Still, authorities lacked a second armored vehicle, which could have been used to immediately rescue people from elsewhere at the motel, said sheriff’s Cpl. Steve Evans. Collins subsequently shot himself to death there.

Evans spoke in response to Commissioner Bob Archer’s request that sheriff’s officials appearing at Monday’s commission meeting cite examples of situations in which a second armored vehicle was needed.

Commissioners Archer, Kevin Cook and Shelly Buhler subsequently voted 3-0 to authorize the sheriff’s office to buy a Bearcat G3 armored rescue vehicle from LENCO Industries Inc. at a cost of $311,826, including $211,826 in federal forfeiture money and $100,000 in capital outlay funding, which the commission approved last December to be used to buy such a vehicle.

“I think having this as a resource for the sheriff’s department is very important,” Buhler said.

LENCO submitted the highest bid the county received. The others — submitted by The Armored Group LLC and International Armored Group US Inc. — would have brought total costs of $296,470 and $257,050, respectively.

But IAG failed to meet several key bid requirements while LENCO provided the “best and most reasonable bid” of the other two, Sheriff Herman Jones told commissioners in a recent memorandum.

Jones didn’t attend Monday’s commission meeting, where sheriff’s Maj. Jay Simecka stressed that the Bearcat is the leading armored rescue vehicle among law enforcement agencies in the nation.

He said the Bearcat’s chassis, munitions injector system, side slope performance and insurance coverage arrangements are better than those of the vehicle offered by The Armored Group.

The Bearcat holds as many as 18 to 25 people in back, and can be used for circumstances that include hostage situations, floods, tornadoes and school evacuations, Simecka said.

He added that the Bearcat is capable of going off-road, while the rescue vehicle now used jointly by the sheriff’s office and Topeka police does not.

“This is not a want,” Simecka said. “This is a need.”

Commissioners also:

• Voted 3-0 to enter into a contract with Thomas McGee LC arranging for it to continue to provide workers compensation claims administration services to Shawnee County from Aug. 1, 2018, through July 31, 2019, while receiving a 2.3 percent increase in the fees it is paid.

• Voted 3-0 to appoint assistant county counselor Ashley Biegert as the commission’s designee on the county’s administrative review committee.

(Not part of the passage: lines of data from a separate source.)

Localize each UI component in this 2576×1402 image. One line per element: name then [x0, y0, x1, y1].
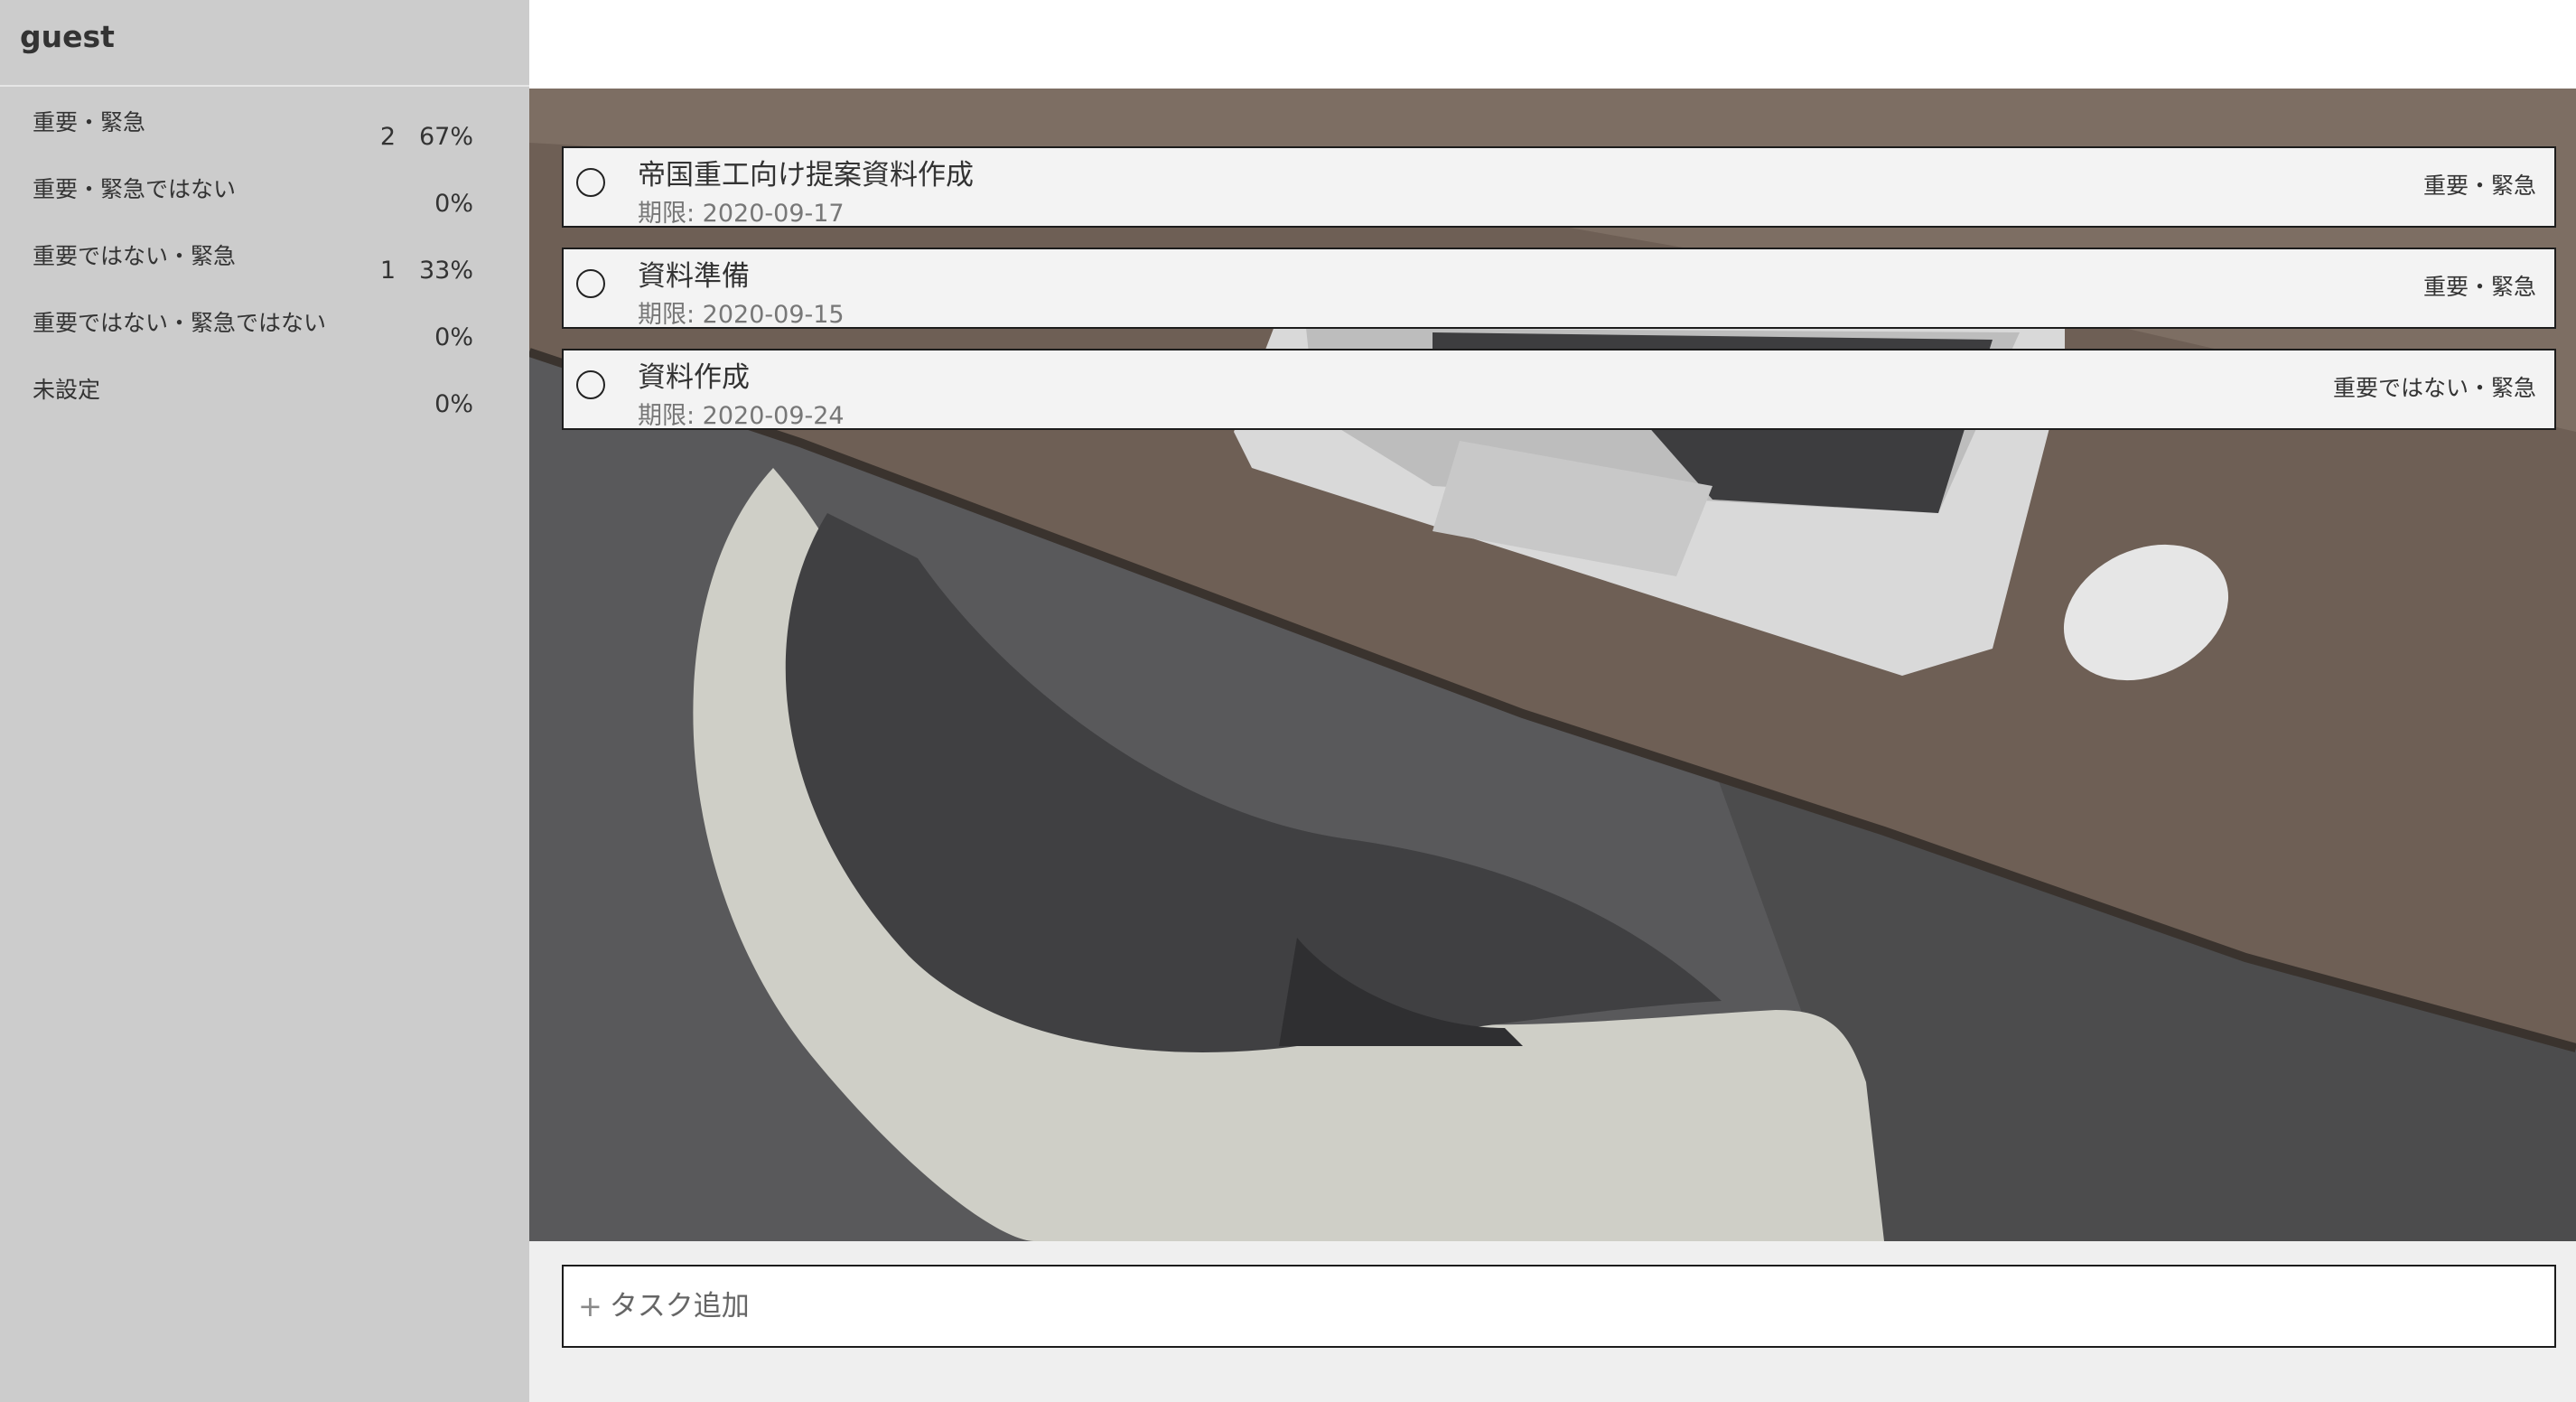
task-title: 資料作成: [638, 361, 750, 394]
task-item[interactable]: 帝国重工向け提案資料作成 期限: 2020-09-17 重要・緊急: [562, 146, 2556, 228]
task-item[interactable]: 資料準備 期限: 2020-09-15 重要・緊急: [562, 248, 2556, 329]
category-count: 2: [379, 123, 396, 151]
category-label: 重要・緊急ではない: [33, 176, 237, 202]
complete-checkbox[interactable]: [576, 370, 605, 399]
category-percent: 0%: [434, 323, 473, 351]
category-item-not-important-urgent[interactable]: 重要ではない・緊急 1 33%: [0, 220, 529, 287]
task-due-date: 期限: 2020-09-15: [638, 301, 845, 329]
top-bar: [529, 0, 2576, 89]
username[interactable]: guest: [20, 19, 115, 54]
task-priority: 重要・緊急: [2422, 274, 2536, 300]
footer: +: [529, 1241, 2576, 1402]
category-percent: 67%: [418, 123, 473, 151]
task-item[interactable]: 資料作成 期限: 2020-09-24 重要ではない・緊急: [562, 349, 2556, 430]
sidebar: guest 重要・緊急 2 67% 重要・緊急ではない 0% 重要ではない・緊急…: [0, 0, 529, 1402]
task-due-date: 期限: 2020-09-17: [638, 200, 845, 228]
category-item-important-urgent[interactable]: 重要・緊急 2 67%: [0, 87, 529, 154]
category-percent: 0%: [434, 390, 473, 418]
category-list: 重要・緊急 2 67% 重要・緊急ではない 0% 重要ではない・緊急 1 33%…: [0, 87, 529, 421]
task-list: 帝国重工向け提案資料作成 期限: 2020-09-17 重要・緊急 資料準備 期…: [562, 146, 2556, 450]
category-label: 重要ではない・緊急: [33, 243, 237, 269]
category-count: 1: [379, 257, 396, 285]
plus-icon[interactable]: +: [578, 1289, 602, 1323]
task-area: 帝国重工向け提案資料作成 期限: 2020-09-17 重要・緊急 資料準備 期…: [529, 89, 2576, 1241]
sidebar-header: guest: [0, 0, 529, 87]
category-label: 重要ではない・緊急ではない: [33, 310, 327, 336]
app-window: guest 重要・緊急 2 67% 重要・緊急ではない 0% 重要ではない・緊急…: [0, 0, 2576, 1402]
task-title: 帝国重工向け提案資料作成: [638, 159, 974, 192]
complete-checkbox[interactable]: [576, 168, 605, 197]
task-priority: 重要・緊急: [2422, 173, 2536, 199]
task-priority: 重要ではない・緊急: [2332, 375, 2536, 401]
category-percent: 0%: [434, 190, 473, 218]
category-label: 重要・緊急: [33, 109, 146, 136]
complete-checkbox[interactable]: [576, 269, 605, 298]
category-item-not-important-not-urgent[interactable]: 重要ではない・緊急ではない 0%: [0, 287, 529, 354]
category-percent: 33%: [418, 257, 473, 285]
category-item-unset[interactable]: 未設定 0%: [0, 354, 529, 421]
add-task-input[interactable]: [607, 1289, 2237, 1323]
task-due-date: 期限: 2020-09-24: [638, 402, 845, 430]
category-label: 未設定: [33, 377, 101, 403]
category-item-important-not-urgent[interactable]: 重要・緊急ではない 0%: [0, 154, 529, 220]
task-title: 資料準備: [638, 260, 750, 293]
add-task-field[interactable]: +: [562, 1265, 2556, 1348]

• Voted 3-0 to defer action until their July 30 meeting on whether to vacate a plat filed in 2003, which would have enabled the 25-lot Bender Subdivision to be developed on 134 acres at the southwest corner of S.E. 37th and Woodring Road while restoring that property to agricultural use. Cook said he wanted to make sure the owner, who didn’t attend Monday’s meeting, fully understood the implications of that move.